O efeito Trump, de fato, caiu como um tsunami na União Europeia. O que os líderes do Velho Continente — incluindo a ilha da Inglaterra — ainda não entenderam é que Trump não é uma anomalia; ele é o curso da história americana, da qual o 47º presidente é, apenas, a ponta do iceberg.
Se olharmos para o histórico de Trump e voltarmos ao tempo em que os americanos, depois de terem iludido o povo afegão com o doce sabor da democracia, constatamos que o deixaram à mercê dos talibãs. Mas quem lidou e tratou com eles foi o próprio Trump, enquanto Biden não fez nada, além de realizar a retirada, com as consequências que todos podem ver hoje.
Alguns comparam essa retirada de Cabul, assim como o abandono de Saigon pelas tropas americanas, como um fim inglório para a Guerra do Vietnã e para a imagem dos Estados Unidos.
Talvez estejamos nos preparando para testemunhar um epílogo semelhante em Kiev?

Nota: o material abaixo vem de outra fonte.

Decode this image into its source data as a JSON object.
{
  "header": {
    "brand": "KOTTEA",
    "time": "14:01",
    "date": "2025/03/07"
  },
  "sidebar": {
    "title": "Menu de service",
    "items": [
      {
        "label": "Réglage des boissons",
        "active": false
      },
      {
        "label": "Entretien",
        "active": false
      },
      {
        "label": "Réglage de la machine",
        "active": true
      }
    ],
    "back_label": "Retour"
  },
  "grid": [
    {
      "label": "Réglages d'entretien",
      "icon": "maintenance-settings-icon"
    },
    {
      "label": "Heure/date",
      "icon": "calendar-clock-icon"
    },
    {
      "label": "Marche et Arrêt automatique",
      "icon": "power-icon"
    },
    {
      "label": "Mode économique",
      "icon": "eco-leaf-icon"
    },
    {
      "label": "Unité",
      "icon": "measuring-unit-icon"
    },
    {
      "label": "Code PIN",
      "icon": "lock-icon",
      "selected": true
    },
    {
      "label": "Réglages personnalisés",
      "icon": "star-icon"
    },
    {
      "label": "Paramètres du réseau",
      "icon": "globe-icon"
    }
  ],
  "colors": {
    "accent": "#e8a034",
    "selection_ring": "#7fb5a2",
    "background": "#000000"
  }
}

Neste caso, o resultado será um lento declínio e o pôr do sol da Europa.
A ideia, portanto, de uma Europa forte, ocupando o seu devido lugar entre os grandes do mundo, será enterrada de uma vez por todas. E isso aconteceria se os governos europeus, que ao longo dos séculos criaram importantes impérios, se submetessem ao papel de seguidores, desistindo de ocupar um papel de igualdade com os protagonistas dessa nova ordem global. Esses países enfrentariam um destino trágico, passando de colonizadores a colonizados!

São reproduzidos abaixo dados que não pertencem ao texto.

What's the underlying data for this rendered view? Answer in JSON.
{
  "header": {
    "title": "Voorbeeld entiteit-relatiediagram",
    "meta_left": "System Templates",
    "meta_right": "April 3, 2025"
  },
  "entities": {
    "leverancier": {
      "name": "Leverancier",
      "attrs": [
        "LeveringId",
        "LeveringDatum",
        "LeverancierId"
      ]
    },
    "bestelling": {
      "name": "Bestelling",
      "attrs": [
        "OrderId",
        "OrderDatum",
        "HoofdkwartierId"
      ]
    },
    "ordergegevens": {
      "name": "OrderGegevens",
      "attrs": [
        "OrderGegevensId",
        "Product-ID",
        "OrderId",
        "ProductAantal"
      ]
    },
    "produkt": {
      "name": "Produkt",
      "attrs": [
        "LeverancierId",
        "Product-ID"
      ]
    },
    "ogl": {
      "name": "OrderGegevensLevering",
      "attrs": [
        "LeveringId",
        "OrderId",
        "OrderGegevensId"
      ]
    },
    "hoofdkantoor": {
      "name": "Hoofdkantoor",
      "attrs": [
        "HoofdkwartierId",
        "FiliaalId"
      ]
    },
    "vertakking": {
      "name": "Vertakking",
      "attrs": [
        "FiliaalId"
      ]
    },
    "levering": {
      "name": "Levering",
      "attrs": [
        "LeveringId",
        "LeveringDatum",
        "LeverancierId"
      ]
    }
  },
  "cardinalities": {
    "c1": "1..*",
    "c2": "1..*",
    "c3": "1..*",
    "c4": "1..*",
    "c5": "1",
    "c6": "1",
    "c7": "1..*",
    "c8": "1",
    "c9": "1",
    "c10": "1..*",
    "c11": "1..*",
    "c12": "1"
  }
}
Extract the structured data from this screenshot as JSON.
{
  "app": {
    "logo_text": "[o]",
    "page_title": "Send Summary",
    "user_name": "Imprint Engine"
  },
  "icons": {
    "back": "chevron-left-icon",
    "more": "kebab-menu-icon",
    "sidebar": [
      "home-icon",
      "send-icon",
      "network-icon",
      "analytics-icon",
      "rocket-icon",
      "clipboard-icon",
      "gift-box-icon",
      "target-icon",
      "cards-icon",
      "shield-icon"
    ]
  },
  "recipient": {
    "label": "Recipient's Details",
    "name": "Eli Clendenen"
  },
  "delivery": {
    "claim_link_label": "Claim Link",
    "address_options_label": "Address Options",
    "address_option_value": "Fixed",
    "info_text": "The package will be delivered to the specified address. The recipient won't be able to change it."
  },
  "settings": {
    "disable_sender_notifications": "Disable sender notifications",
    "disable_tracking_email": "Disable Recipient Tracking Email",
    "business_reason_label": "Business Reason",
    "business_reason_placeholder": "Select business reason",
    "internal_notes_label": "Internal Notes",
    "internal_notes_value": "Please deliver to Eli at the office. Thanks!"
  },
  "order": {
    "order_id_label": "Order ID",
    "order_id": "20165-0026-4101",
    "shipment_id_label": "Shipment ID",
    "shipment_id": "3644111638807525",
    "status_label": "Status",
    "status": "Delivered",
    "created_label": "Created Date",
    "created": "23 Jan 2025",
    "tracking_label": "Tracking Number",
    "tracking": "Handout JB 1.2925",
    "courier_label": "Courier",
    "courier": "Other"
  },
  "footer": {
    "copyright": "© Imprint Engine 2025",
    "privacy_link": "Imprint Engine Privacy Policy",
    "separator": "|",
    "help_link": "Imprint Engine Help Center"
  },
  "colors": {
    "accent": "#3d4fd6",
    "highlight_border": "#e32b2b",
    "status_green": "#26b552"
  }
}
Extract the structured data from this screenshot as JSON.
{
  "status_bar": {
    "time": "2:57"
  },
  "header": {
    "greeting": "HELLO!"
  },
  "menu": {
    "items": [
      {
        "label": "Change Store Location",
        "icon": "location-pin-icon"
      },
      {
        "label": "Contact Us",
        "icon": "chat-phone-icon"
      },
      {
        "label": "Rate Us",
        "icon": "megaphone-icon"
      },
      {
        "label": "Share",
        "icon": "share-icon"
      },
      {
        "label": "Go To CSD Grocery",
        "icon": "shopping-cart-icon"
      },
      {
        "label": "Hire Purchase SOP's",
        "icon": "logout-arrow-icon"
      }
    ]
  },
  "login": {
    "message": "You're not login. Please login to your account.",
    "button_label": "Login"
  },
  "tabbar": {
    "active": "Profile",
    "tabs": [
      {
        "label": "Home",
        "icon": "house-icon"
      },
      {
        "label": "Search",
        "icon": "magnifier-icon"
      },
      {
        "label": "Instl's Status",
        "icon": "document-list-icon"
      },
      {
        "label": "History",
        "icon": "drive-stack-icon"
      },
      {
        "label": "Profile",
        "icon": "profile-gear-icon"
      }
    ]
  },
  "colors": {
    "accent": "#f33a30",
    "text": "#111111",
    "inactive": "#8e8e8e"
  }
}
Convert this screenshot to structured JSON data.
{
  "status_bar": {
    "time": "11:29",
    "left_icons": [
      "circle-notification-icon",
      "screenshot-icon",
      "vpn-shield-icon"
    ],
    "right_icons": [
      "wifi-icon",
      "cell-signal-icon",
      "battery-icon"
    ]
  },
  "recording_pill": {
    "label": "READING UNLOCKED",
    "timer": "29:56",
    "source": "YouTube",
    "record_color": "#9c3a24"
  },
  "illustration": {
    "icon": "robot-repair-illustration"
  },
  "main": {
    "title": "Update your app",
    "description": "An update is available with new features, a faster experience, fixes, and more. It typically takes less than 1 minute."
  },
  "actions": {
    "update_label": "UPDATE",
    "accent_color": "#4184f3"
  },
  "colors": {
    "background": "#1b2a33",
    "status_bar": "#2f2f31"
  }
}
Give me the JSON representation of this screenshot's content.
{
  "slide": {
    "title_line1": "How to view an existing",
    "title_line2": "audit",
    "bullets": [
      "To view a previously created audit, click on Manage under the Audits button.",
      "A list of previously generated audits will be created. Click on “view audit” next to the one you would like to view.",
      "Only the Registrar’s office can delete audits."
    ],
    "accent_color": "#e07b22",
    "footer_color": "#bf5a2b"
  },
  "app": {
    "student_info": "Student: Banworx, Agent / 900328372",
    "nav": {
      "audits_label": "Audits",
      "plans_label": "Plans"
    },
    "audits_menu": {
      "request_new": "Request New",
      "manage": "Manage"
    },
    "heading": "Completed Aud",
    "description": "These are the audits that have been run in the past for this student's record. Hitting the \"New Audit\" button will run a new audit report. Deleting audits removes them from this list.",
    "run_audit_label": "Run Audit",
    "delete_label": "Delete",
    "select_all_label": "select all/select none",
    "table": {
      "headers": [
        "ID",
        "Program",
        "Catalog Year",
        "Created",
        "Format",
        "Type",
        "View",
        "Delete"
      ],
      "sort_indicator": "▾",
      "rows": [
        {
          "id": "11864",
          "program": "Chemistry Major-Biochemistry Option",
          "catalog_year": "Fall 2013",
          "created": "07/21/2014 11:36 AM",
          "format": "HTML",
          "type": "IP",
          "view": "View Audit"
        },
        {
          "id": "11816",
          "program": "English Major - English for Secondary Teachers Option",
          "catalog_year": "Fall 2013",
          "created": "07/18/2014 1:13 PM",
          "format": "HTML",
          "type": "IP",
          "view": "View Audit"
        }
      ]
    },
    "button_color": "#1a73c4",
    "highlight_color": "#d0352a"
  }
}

O que importa é que os valores da democracia e da liberdade são compartilhados por grande parte dos europeus, ingleses e americanos. O que a Europa precisa é de um guardião, de um novo Churchill que marque Trump, que controle seus humores, sua inconstância, seu cinismo, seu pragmatismo exasperado, seu mercantilismo inato e aquela estranha atração por regimes, em detrimento do espírito do Ocidente. Em suma, para evitar que ele repita o erro afegão.
O que falta à Europa é a consciência de que deve assumir suas responsabilidades, se quiser pensar em si mesma como grande e, acima de tudo, como arquiteta do seu próprio destino. Mas, para atingir essa consciência, é preciso estar unidos como nunca outrora e, antes de tudo, dotar-se de um exército digno desse nome, se quiser sentar-se em pé de igualdade com os outros protagonistas na mesa de negociações.
A Europa deve estar ciente de si mesma, hoje, não amanhã, para ter força e vontade de evitar seu declínio.